Après cette brève analyse, dans la suite de notre article Quelle est la morale de la fable le lièvre et la tortue - Jean de la fontaine, nous vous expliquerons la morale de cette si célèbre fable !
Le lièvre et la tortue : Morale
La morale de cette fable le lièvre et la tortue nous est énoncé dès le premier vers :
"Rien ne sert de courir ; il faut partir à point."
Il est plus que malin de nous dire la morale de cette fable dès le début afin que le lecteur sache qui plus ou moins supporté lors de la lecture, car l’instigatrice de ce défi n'est autre que la tortue :
"Gageons, dit celle-ci, que vous n'atteindrez point
Sitôt que moi ce but-"
Sans l'annonce de la morale dès le début, le lecteur serait confus et pourrait être amené à penser que la tortue est folle de provoquer un lièvre en course à pied. Cependant, ceci dit, on a envie que la tortue gagne la course et qu'elle cloue le bec au prétentieux lapin. Le défi de la tortue est des plus surprenants et se mesure au lièvre d'égal à égal. Le lièvre, certain de gagner, méprise la tortue et passe le temps à s'amuser et perd son temps, cependant la tortue est persévérante et pendant que le lièvre flâne ici et là, elle avance petit à petit et finit par battre le lièvre à la course. Jean De la Fontaine termine ici sa fable avec un soupçon d'humour :
"Eh bien ! lui cria-t-elle, avais-je pas raison ?

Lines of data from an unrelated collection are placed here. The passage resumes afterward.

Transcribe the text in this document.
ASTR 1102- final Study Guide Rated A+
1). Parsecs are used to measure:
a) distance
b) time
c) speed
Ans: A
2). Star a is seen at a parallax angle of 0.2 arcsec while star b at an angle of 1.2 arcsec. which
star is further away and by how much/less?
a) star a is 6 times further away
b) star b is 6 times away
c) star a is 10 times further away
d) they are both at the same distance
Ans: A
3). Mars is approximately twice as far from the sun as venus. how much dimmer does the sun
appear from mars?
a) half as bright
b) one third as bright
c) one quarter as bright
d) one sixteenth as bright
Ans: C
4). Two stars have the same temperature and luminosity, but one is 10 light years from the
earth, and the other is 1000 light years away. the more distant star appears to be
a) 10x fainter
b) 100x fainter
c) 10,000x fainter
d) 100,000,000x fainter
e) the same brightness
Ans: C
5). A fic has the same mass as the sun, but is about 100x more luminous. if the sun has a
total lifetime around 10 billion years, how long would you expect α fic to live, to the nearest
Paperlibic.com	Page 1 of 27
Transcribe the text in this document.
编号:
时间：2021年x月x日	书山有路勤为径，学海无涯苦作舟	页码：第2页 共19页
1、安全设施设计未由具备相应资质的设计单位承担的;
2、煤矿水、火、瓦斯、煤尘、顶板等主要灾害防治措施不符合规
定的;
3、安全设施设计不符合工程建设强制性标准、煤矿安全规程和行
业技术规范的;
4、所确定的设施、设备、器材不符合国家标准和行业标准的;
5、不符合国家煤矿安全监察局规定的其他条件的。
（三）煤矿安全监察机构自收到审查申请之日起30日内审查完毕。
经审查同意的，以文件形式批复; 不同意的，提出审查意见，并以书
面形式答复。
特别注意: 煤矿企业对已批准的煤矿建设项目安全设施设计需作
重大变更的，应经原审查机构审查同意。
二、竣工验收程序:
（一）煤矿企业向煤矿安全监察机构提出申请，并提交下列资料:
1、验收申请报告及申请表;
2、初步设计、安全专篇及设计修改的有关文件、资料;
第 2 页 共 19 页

De quoi vous sert votre vitesse ?
Moi, l'emporter ! et que serait-ce
Si vous portiez une maison ?"
Et au final, Quelle est la morale de la fable le lièvre et la tortue ?
La morale de la fable le lièvre et la tortue "Rien ne sert de courir ; il faut partir à point" prend tout son sens. Peu importe la vitesse et les capacités, afin de réussir quelque chose, mieux vaut temps et persévérance (comme la tortue) que prétention en ses capacités innées (lièvre). Cette morale résonne encore aujourd'hui, nous rappelant l'importance de l'effort soutenu et de la résilience dans nos quêtes personnelles et professionnelles.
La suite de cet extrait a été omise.